En finir le plus promptement possible avec l’importune protestation des Alsaciens-Lorrains et faire autour d’elle la conspiration du silence, tel était le plus ardent désir du gouvernement allemand.

En déposant leur motion le lundi 16 février, pendant le discours de M. de Moltke, les Français s’attendaient à ce que la discussion fût remise à huit ou quinze jours ; grand fut donc leur étonnement de voir le président, par une ingénieuse interprétation du règlement et de l’arithmétique, en fixer la date au surlendemain.

Avant l’ouverture de la séance, toujours même conspiration d’étranglement ; d’accord avec le gouvernement, les différens groupes de la Chambre, après multiples conciliabules et nombreuses hésitations, avaient finalement renoncé à choisir dans chaque parti, comme on y avait tout d’abord pensé, un orateur chargé de répondre aux Alsaciens-Lorrains ; l’on s’en tenait au strict silence, et il était fermement convenu que, quoi que pussent dire ou faire les députés d’Alsace et de Lorraine, il ne leur serait rien répondu[1].

Pour la présentation de leur motion commune, M. Teutsch, député de Saverne, avait été désigné par tous ses collègues.

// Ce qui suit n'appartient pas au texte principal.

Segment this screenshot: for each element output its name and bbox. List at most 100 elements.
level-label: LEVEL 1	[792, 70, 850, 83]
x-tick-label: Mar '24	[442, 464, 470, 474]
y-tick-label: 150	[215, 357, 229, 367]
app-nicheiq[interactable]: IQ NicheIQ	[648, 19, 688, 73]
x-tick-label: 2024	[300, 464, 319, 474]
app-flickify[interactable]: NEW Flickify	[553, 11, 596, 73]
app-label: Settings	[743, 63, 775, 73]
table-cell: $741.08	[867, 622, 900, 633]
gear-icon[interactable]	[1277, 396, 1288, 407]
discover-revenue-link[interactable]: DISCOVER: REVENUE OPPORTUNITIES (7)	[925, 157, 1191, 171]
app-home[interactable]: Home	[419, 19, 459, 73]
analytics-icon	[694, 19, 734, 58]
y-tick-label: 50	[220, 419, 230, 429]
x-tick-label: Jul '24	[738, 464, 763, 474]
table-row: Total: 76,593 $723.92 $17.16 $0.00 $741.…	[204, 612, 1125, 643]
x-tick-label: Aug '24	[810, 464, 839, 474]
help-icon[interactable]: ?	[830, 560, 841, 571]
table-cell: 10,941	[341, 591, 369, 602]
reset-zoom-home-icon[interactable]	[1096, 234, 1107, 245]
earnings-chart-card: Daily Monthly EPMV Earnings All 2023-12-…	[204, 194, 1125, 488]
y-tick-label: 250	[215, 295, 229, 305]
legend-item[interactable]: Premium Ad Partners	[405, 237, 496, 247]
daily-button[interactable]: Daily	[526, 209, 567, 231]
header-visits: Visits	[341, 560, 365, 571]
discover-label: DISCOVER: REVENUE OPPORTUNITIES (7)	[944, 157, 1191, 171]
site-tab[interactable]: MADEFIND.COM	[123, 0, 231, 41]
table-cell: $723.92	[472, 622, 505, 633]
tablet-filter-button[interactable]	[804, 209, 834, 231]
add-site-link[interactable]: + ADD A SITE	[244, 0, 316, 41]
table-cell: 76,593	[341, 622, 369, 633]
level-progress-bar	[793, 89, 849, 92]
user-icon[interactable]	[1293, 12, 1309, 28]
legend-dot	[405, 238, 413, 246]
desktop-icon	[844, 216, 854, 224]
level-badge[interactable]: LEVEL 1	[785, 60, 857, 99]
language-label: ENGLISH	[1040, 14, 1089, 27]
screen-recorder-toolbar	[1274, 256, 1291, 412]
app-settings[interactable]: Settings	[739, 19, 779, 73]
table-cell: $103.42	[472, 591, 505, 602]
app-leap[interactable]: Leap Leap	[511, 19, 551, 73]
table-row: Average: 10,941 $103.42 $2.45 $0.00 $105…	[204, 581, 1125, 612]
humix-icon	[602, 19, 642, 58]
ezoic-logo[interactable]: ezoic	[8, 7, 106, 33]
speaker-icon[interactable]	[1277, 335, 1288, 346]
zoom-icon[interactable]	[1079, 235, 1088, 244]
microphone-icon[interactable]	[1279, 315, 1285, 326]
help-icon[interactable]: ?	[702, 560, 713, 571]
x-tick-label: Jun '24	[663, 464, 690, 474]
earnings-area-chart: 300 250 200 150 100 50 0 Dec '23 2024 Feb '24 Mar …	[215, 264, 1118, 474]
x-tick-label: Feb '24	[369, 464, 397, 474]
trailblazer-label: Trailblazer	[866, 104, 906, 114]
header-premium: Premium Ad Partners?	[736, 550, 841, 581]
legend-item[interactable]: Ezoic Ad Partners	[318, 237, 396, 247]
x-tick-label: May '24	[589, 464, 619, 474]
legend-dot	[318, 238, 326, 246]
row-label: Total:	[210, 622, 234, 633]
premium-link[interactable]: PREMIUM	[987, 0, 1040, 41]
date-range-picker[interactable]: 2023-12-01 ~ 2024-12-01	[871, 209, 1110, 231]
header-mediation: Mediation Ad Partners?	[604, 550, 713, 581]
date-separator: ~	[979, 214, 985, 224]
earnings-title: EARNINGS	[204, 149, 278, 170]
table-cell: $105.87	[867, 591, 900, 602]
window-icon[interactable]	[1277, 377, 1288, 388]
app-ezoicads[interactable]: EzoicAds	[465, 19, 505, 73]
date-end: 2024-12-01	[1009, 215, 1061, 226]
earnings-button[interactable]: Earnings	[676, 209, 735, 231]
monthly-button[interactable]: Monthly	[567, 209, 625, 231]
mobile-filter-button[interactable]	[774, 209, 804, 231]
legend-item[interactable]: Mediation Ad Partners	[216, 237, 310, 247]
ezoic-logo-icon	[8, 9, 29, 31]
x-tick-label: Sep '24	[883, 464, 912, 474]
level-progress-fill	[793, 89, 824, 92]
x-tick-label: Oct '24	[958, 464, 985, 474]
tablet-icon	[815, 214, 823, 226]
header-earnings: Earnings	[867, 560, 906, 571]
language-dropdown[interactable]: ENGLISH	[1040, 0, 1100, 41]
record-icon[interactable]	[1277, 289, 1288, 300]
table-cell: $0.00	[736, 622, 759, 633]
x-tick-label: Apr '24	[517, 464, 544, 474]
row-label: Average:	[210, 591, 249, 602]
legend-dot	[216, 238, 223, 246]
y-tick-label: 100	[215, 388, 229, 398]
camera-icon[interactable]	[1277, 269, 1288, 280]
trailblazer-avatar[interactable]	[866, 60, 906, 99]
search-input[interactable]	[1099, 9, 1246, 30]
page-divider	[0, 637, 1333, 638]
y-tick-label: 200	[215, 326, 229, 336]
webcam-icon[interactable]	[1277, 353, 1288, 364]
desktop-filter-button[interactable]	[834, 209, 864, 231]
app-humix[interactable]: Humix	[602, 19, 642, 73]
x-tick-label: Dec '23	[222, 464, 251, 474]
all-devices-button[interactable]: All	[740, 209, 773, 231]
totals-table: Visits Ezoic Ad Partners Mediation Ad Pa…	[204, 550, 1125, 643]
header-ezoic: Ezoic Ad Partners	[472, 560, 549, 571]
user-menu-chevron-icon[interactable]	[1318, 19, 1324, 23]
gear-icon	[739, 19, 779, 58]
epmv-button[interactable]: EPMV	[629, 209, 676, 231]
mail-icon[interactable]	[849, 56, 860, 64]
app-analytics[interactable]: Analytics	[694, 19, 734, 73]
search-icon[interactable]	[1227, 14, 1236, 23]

M. Edouard Teutsch, dans toute la force de l’âge, — quarante-deux ans, — vigoureux, d’aspect ouvert et sympathique, était un Alsacien pur-sang, maître de verreries à Wingen, sa ville natale, non loin de Saverne. Conseiller général du département du Bas-Rhin avant la guerre de 1870, il avait, après nos malheurs, lors des élections de février 1871, été choisi par ses compatriotes comme représentant à l’Assemblée nationale réunie à Bordeaux pour se prononcer sur la paix. A Bordeaux, il avait pris part à l’émouvante protestation des députés de

  1. Le Temps, samedi 21 février : « On écrit de Berlin à la Gazette de Cologne. »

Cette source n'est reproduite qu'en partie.